Bongkar 3 Gudang Solar Ilegal di Pesawaran, Polisi Sita 203 Ribu Liter BBM
LAMPUNG SELATAN, iNewsLamsel.id - Direktorat Reserse Kriminal Khusus (Ditreskrimsus) Polda Lampung membongkar praktik penimbunan sekaligus pengolahan bahan bakar minyak (BBM) ilegal jenis solar di Kabupaten Pesawaran. Dari pengungkapan ini, polisi menyita sedikitnya 203 ribu liter BBM dari tiga lokasi berbeda.
Penggerebekan dilakukan di Desa Sukajaya Lempasing, Kecamatan Teluk Pandan, Rabu (8/4/2026). Aparat menemukan tiga tempat kejadian perkara (TKP) yang masing-masing memiliki peran dalam rantai aktivitas ilegal tersebut, mulai dari pengolahan hingga distribusi.
Kapolda Lampung Irjen Pol Helfi Assegaf mengatakan, pengungkapan ini berawal dari penyelidikan terkait dugaan penimbunan BBM ilegal yang merugikan negara.
“Dari hasil pengecekan di lokasi, kami menemukan tiga TKP yang digunakan untuk kegiatan penimbunan, pengolahan, dan distribusi BBM ilegal jenis solar,” ujarnya saat konferensi pers di lokasi, Kamis (9/4/2026).
Di TKP pertama, yang merupakan gudang milik seorang berinisial H, polisi menemukan praktik pengolahan minyak mentah jenis minyak cong yang didatangkan dari Sekayu, Sumatera Selatan.

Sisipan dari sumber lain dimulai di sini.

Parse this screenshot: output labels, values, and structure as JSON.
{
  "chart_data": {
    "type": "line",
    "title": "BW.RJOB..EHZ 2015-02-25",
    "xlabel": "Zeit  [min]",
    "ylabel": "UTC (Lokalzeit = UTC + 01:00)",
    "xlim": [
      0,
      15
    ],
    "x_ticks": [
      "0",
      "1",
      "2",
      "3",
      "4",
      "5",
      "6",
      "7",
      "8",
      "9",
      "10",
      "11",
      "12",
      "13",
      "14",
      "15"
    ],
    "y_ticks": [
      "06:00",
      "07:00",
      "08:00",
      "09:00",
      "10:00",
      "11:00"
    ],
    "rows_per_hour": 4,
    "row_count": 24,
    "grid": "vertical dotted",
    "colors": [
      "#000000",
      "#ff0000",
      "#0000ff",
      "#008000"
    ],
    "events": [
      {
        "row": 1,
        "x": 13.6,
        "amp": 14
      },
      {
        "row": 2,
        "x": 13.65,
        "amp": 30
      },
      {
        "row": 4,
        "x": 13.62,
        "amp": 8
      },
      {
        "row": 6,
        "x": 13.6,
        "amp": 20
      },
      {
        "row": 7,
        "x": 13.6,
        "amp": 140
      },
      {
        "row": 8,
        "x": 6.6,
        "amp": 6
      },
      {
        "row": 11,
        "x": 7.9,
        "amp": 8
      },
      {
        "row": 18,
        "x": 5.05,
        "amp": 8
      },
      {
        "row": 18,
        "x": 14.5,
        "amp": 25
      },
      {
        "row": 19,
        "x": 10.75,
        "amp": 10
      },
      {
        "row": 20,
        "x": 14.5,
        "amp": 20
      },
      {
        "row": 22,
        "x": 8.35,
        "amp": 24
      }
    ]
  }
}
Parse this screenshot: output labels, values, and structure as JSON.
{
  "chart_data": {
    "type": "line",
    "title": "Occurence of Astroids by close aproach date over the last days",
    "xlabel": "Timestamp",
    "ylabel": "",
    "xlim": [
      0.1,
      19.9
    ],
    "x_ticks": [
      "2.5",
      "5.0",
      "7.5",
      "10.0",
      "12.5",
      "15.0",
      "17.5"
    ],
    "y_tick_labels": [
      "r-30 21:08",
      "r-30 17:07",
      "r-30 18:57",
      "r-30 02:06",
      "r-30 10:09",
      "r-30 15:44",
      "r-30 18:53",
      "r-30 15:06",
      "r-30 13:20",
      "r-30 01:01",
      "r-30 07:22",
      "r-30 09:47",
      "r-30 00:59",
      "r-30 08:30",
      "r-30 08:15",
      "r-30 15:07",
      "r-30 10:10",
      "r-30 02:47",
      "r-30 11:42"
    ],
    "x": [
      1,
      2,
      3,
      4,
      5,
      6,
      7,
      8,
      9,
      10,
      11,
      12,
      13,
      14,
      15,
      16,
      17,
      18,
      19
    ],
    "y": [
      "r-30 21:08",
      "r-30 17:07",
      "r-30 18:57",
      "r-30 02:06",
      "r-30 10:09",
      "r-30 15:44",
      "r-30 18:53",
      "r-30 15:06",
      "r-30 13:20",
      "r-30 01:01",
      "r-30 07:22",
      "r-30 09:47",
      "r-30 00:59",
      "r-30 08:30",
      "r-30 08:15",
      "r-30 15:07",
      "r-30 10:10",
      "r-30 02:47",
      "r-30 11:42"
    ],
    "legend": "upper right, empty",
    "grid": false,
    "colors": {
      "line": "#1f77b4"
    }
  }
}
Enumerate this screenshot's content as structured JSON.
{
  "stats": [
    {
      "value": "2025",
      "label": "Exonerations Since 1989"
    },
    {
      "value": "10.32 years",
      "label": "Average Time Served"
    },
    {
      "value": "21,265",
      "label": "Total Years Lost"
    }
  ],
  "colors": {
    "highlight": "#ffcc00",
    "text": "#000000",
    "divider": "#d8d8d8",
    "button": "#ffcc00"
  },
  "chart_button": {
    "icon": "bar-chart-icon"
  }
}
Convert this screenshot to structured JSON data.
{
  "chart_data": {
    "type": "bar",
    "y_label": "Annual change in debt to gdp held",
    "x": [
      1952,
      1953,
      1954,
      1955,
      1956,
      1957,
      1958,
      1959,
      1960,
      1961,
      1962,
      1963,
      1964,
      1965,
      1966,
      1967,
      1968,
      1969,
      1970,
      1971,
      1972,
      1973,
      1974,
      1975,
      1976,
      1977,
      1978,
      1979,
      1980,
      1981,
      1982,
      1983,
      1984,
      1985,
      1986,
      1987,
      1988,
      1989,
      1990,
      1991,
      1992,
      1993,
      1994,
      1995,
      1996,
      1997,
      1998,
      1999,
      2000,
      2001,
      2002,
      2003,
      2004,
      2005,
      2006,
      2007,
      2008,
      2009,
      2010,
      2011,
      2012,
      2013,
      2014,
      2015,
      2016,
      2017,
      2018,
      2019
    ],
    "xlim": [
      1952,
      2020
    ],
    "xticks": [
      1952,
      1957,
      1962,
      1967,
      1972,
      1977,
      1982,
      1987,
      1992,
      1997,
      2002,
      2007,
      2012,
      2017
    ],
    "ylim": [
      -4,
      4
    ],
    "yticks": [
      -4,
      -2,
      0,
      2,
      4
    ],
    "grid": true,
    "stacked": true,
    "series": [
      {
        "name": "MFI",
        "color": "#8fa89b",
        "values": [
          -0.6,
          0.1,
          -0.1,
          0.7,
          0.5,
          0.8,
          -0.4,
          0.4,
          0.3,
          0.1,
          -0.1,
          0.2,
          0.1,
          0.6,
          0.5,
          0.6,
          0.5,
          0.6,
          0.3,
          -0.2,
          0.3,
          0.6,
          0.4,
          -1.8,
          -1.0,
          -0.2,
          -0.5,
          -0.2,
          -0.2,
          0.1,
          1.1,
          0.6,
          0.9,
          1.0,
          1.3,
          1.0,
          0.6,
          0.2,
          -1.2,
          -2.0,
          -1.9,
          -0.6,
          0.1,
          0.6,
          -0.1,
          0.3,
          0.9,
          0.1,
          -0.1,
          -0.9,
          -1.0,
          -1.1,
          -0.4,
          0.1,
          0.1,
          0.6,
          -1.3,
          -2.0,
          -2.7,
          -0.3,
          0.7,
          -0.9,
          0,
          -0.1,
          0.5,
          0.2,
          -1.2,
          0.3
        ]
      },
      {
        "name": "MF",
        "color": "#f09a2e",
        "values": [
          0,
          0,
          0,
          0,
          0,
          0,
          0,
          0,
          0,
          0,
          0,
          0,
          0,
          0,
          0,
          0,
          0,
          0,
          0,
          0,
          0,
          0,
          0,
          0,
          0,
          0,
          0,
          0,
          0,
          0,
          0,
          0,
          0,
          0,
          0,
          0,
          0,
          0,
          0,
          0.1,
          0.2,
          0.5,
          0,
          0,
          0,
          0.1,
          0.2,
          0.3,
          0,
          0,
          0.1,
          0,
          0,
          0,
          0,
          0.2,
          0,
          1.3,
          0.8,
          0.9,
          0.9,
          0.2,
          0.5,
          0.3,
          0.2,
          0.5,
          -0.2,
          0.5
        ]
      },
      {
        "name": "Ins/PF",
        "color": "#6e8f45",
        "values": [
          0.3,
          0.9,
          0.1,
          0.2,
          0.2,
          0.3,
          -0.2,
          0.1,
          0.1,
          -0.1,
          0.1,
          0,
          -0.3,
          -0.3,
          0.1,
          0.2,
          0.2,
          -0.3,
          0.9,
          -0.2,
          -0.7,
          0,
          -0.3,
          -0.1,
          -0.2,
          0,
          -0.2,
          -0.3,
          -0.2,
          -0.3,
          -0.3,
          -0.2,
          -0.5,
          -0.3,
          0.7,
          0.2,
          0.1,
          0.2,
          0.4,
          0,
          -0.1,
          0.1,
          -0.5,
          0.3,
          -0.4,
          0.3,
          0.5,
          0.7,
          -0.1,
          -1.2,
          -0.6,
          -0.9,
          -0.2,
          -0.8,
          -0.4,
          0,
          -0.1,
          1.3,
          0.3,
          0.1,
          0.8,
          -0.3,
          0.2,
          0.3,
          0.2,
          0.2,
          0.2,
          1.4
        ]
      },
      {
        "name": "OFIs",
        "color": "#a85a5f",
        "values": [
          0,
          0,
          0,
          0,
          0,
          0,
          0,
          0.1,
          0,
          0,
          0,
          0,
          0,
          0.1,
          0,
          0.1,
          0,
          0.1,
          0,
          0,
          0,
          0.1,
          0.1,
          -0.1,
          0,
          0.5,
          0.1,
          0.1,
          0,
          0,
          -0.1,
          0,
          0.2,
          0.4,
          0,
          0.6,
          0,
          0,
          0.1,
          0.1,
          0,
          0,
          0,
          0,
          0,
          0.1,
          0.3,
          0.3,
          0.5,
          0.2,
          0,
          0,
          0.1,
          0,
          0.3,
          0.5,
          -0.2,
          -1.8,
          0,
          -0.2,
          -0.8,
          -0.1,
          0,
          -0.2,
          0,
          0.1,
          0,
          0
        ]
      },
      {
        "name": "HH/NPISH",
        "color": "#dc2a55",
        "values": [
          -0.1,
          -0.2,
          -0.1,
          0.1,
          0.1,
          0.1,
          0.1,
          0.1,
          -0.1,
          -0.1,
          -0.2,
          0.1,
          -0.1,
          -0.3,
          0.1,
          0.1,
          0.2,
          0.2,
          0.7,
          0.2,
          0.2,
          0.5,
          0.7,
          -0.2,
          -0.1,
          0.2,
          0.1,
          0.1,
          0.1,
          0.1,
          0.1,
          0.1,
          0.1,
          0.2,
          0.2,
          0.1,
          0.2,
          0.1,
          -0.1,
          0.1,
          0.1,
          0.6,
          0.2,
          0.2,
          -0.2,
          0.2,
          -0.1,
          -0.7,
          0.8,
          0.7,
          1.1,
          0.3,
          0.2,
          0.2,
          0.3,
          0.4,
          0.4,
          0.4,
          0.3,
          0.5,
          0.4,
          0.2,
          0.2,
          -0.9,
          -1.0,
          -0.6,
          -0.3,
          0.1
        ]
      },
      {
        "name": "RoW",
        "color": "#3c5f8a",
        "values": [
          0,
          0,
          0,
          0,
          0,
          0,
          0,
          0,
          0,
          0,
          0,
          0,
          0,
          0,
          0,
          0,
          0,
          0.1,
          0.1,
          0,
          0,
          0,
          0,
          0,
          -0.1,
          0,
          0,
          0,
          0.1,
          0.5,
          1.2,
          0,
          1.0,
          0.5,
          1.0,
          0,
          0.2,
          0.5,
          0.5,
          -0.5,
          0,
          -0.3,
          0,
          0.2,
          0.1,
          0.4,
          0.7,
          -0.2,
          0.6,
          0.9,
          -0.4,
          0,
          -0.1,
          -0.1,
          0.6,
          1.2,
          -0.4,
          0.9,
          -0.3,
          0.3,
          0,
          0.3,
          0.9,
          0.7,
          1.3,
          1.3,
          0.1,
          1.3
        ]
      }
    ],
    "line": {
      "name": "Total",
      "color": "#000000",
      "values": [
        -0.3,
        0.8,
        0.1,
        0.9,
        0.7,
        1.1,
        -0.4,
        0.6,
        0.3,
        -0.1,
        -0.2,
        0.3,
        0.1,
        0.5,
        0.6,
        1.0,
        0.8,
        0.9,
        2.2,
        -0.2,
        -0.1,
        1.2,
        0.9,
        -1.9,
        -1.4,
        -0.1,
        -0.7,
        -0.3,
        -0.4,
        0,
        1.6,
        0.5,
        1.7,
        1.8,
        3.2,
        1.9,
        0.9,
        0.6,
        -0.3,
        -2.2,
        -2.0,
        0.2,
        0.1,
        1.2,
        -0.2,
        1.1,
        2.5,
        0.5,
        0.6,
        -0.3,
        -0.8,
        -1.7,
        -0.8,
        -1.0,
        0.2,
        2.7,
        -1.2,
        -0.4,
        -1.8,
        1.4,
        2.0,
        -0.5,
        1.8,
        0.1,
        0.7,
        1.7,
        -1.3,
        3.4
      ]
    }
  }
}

Minyak tersebut diolah menggunakan metode bleaching hingga menyerupai solar siap edar.
Dari lokasi ini, aparat mengamankan 26.000 liter solar hasil olahan, dua tangki berkapasitas masing-masing 11.000 liter, serta satu tangki besar berisi 40.000 liter BBM. Polisi juga menemukan delapan unit truk colt diesel yang telah dimodifikasi sebagai penampung minyak mentah, 47 tandon kosong, serta berbagai peralatan seperti pompa, selang, dan limbah hasil produksi.
“Di lokasi ini juga ditemukan tiga unit kapal yang digunakan untuk mengangkut BBM ilegal,” kata Helfi.
Sementara di TKP kedua, gudang milik berinisial Y, aparat menemukan aktivitas penampungan solar yang diduga berasal dari praktik pengecoran di SPBU. Di lokasi ini tersimpan 168.000 liter solar dalam 237 tandon berkapasitas 1.000 liter.

Selain BBM, polisi juga menyita alat ukur, dokumen penjualan, serta perlengkapan distribusi. Gudang tersebut diketahui telah beroperasi sejak 2024 dan berfungsi sebagai tempat penampungan sebelum solar didistribusikan ke berbagai wilayah.
Adapun di TKP ketiga, yang masih dalam penyelidikan kepemilikan, ditemukan sekitar 9.000 liter solar ilegal. Aparat juga mengamankan sejumlah tandon, pompa, bahan kimia, serta tangki yang tengah dalam proses pemuatan.
“Total keseluruhan BBM ilegal yang kami temukan dari tiga lokasi ini mencapai sekitar 203.000 liter,” ujarnya.
Polda Lampung menyatakan masih mendalami jaringan distribusi serta pihak-pihak yang terlibat dalam praktik ilegal ini. Polisi juga tidak menutup kemungkinan adanya tersangka baru dalam kasus tersebut.